After an encouraging launch in the end of 2021, we are now organizing a second International Seminar, this time a face-to-face meeting in Coimbra: one and a half days with presentations, debates and performances. Modes of Production – Performing Arts and the Ecological Transition signals the culmination of the GREENARTS project and will thus present its main results and host a series of discussions fully dedicated to the critical junction between the arts, cultural policy, and the ecological emergency.

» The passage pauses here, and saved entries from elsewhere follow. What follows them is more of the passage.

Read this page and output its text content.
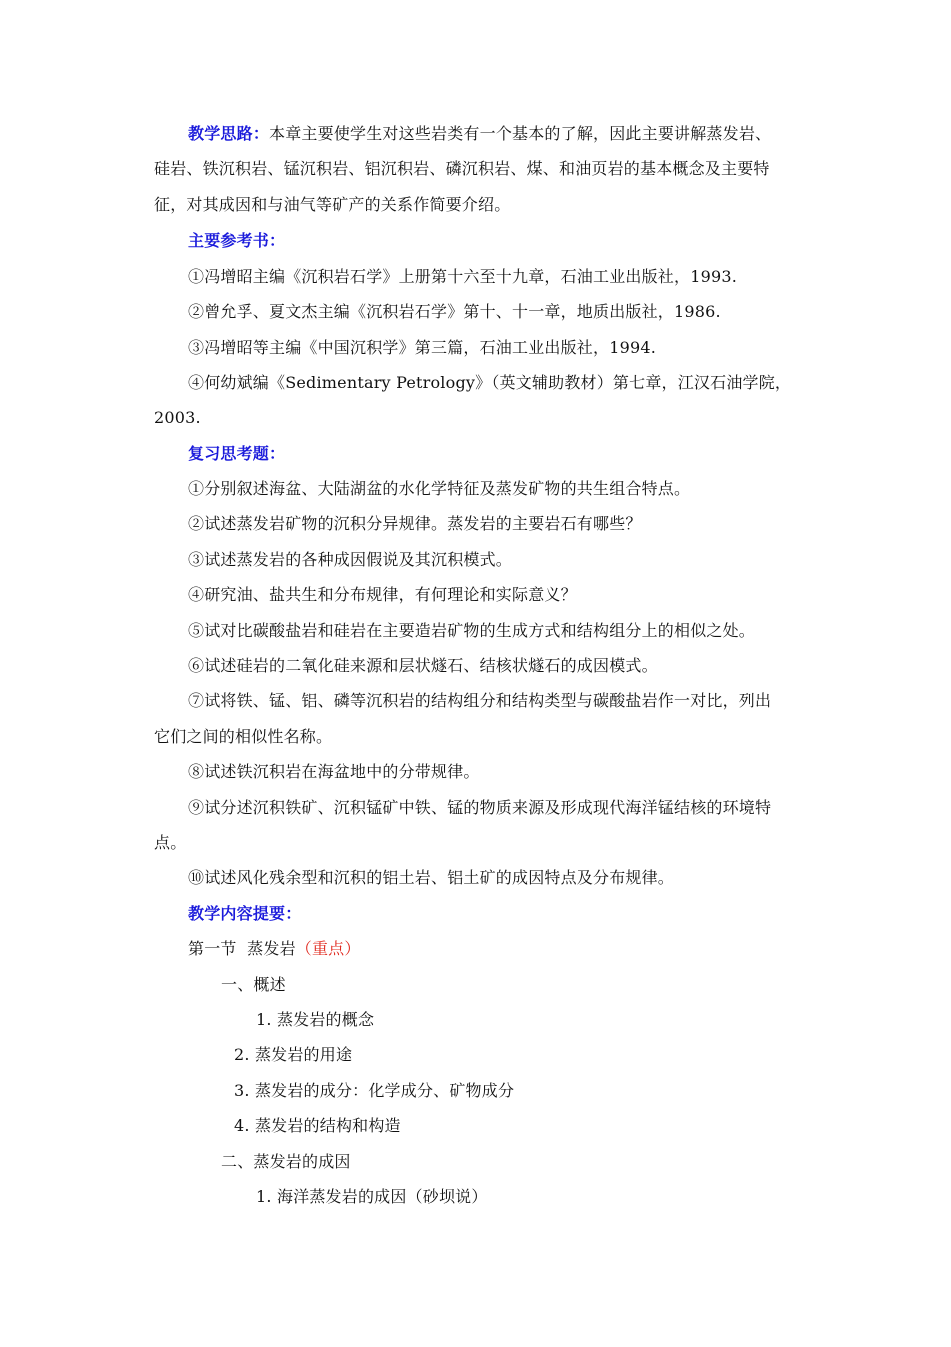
教学思路：本章主要使学生对这些岩类有一个基本的了解，因此主要讲解蒸发岩、
硅岩、铁沉积岩、锰沉积岩、铝沉积岩、磷沉积岩、煤、和油页岩的基本概念及主要特
征，对其成因和与油气等矿产的关系作简要介绍。
主要参考书：
①冯增昭主编《沉积岩石学》上册第十六至十九章，石油工业出版社，1993.
②曾允孚、夏文杰主编《沉积岩石学》第十、十一章，地质出版社，1986.
③冯增昭等主编《中国沉积学》第三篇，石油工业出版社，1994.
④何幼斌编《Sedimentary Petrology》（英文辅助教材）第七章，江汉石油学院，
2003.
复习思考题：
①分别叙述海盆、大陆湖盆的水化学特征及蒸发矿物的共生组合特点。
②试述蒸发岩矿物的沉积分异规律。蒸发岩的主要岩石有哪些？
③试述蒸发岩的各种成因假说及其沉积模式。
④研究油、盐共生和分布规律，有何理论和实际意义？
⑤试对比碳酸盐岩和硅岩在主要造岩矿物的生成方式和结构组分上的相似之处。
⑥试述硅岩的二氧化硅来源和层状燧石、结核状燧石的成因模式。
⑦试将铁、锰、铝、磷等沉积岩的结构组分和结构类型与碳酸盐岩作一对比，列出
它们之间的相似性名称。
⑧试述铁沉积岩在海盆地中的分带规律。
⑨试分述沉积铁矿、沉积锰矿中铁、锰的物质来源及形成现代海洋锰结核的环境特
点。
⑩试述风化残余型和沉积的铝土岩、铝土矿的成因特点及分布规律。
教学内容提要：
第一节  蒸发岩（重点）
一、概述
1. 蒸发岩的概念
2. 蒸发岩的用途
3. 蒸发岩的成分：化学成分、矿物成分
4. 蒸发岩的结构和构造
二、蒸发岩的成因
1. 海洋蒸发岩的成因（砂坝说）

29 february, 2024≈ 3 min read

The sense of urgency around ecological perils is growing unmistakably in the culture and creative sectors, including in the performing arts. The burgeoning mobilisation of the fields of theatre, dance and performance materializes in a constantly expanding proliferation of manifestos, artistic and institutional projects, policy initiatives, publications, and practical tools. This effervescence is driven by the steadily alarming warnings from scientists and activists, but it is also, importantly, akin to the sector’s heightened self-awareness. Artists, producers, and arts managers are more and more self-conscious about the environmental footprint of their own activities and increasingly invested in attuning themselves with the planetary emergency and its resulting inequalities. Importantly, they are also acutely aware of the overarching political implications of the ‘green transition’, and vigilant of the contradictions that such transformations entail when associated with specific geographical and historical circumstances (Rodrigues, 2024). Indeed, ecological distress is already impacting artistic and curatorial decisions, as well as challenging production, touring and management models (Janssens & Fraioli 2022; VoC, 2023; Vries 2021). Modes of Production – Performing Arts and the Ecological Transition argues that the environmental emergency can rightly be seen as a major disorganiser of the modi operandi of the arts and culture field, insofar it questions the assumptions of cultural policies, the underpinnings of funding mechanisms, and the routines of creating, producing, managing, distributing, and experiencing art (Rodrigues, Oliveira and Ventura, 2024). At the same time, the widening demand for sustainability dramatically exposes the arts and culture’s overreliance on expansionist and productivist processes (Rodrigues, 2024) within a growth-oriented capitalist paradigm (Dragisevic Sesic, 2021).

Modes of Production – Performing Arts and the Ecological Transition will reflect and debate these issues, paying attention to formats, materials, processes, contexts and decisions. Proposals for communications will be subject to peer-review before selection and organized in two strands: a) Artistic Practices, Eco-dramaturgy and Ecocriticism and b) Arts Management and Cultural Policies for Sustainability.